Eur. J. Biochem., 186: 123-8 (1989) 1989
1. We have synthesized two peptides, one based on the exact sequence around the unique site (Ser79) for the AMP-activated protein kinase on rat acetyl-CoA carboxylase (SSMS peptide) and another in which the serine residue corresponding to the site for cyclic-AMP-dependent protein kinase (Ser77) was replaced by alanine (SAMS peptide). 2. Both peptides were phosphorylated with similar kinetics by the AMP-activated protein kinase, but only the SSMS peptide was a substrate for cyclic-AMP-dependent protein kinase. The SAMS peptide was not phosphorylated by any of five other purified protein kinases tested. 3. The Km of AMP-activated protein kinase for the SAMS peptide is higher than that for acetyl-CoA carboxylase, but the Vmax for peptide phosphorylation is 2.5 times higher than that of its parent protein. This peptide therefore gives a convenient and sensitive assay for the AMP-activated protein kinase. 4. Acetyl-CoA-carboxylase kinase and peptide kinase activities copurify through six steps from a post-mitochondrial supernatant of rat liver, showing that the SAMS peptide is a specific substrate for the AMP-activated protein kinase in this tissue. We could not demonstrate AMP-dependence of the kinase activity in crude preparations, apparently due to endogenous AMP remaining bound to the enzyme. However, 8-bromoadenosine 5-monophosphate (Br8AMP) is a partial agonist at the allosteric (AMP) site, and inhibition by 2 mM Br8AMP can be used to test that one is measuring the AMP-stimulated form of the kinase. 5. Using this approach, we have examined the kinase activity in nine different rat tissues, plus a mouse macrophage cell line, and find that there is a correlation between tissues expressing significant levels of peptide kinase activity and those active in the synthesis or storage of lipids. 6. We also use the peptide assay to show that cyclic AMP-dependent protein kinase does not activate purified AMP-activated protein kinase, and does not affect the activation of partially purified AMP-activated protein kinase by endogenous kinase kinase.
|Purification and characterization of the AMP-activated protein kinase. Copurification of acetyl-CoA carboxylase kinase and 3-hydroxy-3-methylglutaryl-CoA reductase kinase activities. |
Carling, D, et al.
Eur.
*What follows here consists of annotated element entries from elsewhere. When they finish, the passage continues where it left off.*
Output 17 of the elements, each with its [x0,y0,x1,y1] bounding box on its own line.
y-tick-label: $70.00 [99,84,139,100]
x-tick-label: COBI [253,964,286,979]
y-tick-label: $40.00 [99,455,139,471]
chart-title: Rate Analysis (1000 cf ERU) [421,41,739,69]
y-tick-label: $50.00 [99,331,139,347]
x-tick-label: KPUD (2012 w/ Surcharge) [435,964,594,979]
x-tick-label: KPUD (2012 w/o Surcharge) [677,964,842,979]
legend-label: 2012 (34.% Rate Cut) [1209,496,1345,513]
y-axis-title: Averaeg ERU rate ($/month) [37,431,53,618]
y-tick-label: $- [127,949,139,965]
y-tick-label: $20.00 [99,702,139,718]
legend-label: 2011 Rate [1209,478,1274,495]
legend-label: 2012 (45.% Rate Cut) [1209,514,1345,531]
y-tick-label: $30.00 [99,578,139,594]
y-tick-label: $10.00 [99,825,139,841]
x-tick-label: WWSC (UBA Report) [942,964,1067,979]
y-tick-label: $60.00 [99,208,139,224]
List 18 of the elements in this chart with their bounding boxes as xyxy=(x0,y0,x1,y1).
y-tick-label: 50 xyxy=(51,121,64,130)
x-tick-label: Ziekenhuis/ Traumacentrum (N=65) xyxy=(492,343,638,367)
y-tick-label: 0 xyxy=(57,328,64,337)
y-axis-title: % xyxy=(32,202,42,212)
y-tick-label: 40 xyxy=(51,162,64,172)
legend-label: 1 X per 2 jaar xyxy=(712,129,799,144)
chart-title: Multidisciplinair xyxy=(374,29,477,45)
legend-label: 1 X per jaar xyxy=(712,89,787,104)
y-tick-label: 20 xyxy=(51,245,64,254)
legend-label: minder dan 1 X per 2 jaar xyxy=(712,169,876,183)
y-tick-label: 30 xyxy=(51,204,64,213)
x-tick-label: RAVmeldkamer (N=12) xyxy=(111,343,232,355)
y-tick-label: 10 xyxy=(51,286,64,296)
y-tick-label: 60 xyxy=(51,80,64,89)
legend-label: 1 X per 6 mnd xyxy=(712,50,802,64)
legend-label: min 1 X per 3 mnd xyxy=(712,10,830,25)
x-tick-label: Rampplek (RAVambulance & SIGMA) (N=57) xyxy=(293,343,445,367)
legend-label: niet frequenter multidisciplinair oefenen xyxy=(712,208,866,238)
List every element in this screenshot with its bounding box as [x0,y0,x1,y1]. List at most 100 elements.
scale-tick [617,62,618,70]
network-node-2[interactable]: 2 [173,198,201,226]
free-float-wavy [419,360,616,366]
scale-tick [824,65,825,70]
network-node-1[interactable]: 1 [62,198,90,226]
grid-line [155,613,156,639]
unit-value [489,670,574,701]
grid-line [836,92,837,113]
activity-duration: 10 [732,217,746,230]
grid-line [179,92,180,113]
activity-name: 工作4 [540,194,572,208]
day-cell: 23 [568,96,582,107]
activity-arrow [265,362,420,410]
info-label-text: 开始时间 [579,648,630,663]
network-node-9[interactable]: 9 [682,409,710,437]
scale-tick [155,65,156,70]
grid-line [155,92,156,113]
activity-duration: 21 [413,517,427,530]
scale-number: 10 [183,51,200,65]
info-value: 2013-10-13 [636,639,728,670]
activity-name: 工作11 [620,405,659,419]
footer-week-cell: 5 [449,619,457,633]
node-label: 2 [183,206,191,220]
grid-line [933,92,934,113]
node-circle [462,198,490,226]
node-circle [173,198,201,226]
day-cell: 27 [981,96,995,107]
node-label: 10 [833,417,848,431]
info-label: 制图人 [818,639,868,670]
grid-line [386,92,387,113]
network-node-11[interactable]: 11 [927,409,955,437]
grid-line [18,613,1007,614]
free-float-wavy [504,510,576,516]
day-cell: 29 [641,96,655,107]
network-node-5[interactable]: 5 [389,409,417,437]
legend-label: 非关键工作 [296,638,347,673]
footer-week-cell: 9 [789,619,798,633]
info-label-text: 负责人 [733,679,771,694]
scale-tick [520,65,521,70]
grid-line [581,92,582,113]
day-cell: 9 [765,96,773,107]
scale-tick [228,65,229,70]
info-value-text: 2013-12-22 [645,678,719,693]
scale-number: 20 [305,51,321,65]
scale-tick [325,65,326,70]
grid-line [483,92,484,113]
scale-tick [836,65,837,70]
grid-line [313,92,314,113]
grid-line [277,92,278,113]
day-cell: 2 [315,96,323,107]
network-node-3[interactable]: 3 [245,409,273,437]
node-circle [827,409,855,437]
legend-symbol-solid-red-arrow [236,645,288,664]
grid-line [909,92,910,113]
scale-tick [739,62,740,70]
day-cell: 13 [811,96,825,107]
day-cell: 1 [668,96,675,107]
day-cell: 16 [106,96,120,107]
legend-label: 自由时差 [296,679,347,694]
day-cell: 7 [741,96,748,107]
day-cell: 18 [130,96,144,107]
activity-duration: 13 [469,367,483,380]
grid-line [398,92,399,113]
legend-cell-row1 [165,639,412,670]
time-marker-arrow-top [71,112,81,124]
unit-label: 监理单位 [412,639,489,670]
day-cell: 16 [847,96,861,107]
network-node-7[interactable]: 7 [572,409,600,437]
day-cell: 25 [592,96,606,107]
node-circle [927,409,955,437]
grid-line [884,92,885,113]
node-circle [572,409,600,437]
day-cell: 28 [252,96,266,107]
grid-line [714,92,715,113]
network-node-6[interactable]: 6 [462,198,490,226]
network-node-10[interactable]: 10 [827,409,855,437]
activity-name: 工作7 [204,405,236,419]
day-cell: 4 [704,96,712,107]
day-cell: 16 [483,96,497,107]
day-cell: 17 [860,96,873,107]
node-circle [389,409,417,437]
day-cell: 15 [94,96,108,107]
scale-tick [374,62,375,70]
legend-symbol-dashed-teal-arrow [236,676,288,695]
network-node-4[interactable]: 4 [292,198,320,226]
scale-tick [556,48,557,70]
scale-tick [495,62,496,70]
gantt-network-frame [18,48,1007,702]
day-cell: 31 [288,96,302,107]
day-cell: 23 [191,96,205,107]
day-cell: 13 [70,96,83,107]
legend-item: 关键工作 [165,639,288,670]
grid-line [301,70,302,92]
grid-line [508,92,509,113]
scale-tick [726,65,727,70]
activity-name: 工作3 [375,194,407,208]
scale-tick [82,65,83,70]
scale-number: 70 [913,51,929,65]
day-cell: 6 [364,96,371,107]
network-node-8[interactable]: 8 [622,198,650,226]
J. Biochem., 186: 129-36 (1989) 1989
1. We have purified the AMP-activated protein kinase 4800-fold from rat liver. The acetyl-CoA carboxylase kinase and 3-hydroxy-3-methylglutaryl-CoA(HMG-CoA) reductase kinase activities copurify through all six purification steps and are inactivated with similar kinetics by treatment with the reactive ATP analogue fluorosulphonylbenzoyladenosine. 2. The final preparation contains several polypeptides detectable by SDS/polyacrylamide gel electrophoresis, but only one of these, with an apparent molecular mass of 63 kDa, is labelled using [14C]fluorosulphonylbenzoyladenosine. This is also the only polypeptide in the preparation that becomes significantly labelled during incubation with [gamma 32P]ATP. This autophosphorylation reaction did not affect the AMP-stimulated kinase activity. 3. In the absence of AMP the purified kinase has apparent Km values for ATP and acetyl-CoA carboxylase of 86 microM and 1.9 microM respectively. AMP increases the Vmax 3-5-fold without a significant change in the Km for either protein or ATP substrates. 4. The response to AMP depends on the ATP concentration in the assay, but at a near-physiological ATP concentration the half-maximal effect of AMP occurs at 14 microM. Studies with a range of nucleoside monophosphates and diphosphates, and AMP analogues showed that the allosteric activation by AMP was very specific. ADP gave a small stimulation at low concentrations but was inhibitory at high concentrations. 5. These results show that the AMP-activated protein kinase is the major HMG-CoA reductase kinase detectable in rat liver under our assay conditions and that it is therefore likely to be identical to previously described HMG-CoA reductase kinase(s) which are activated by adenine nucleotides and phosphorylation. The AMP-binding and catalytic domains of the kinase are located on a 63-kDa polypeptide which is subject to autophosphorylation.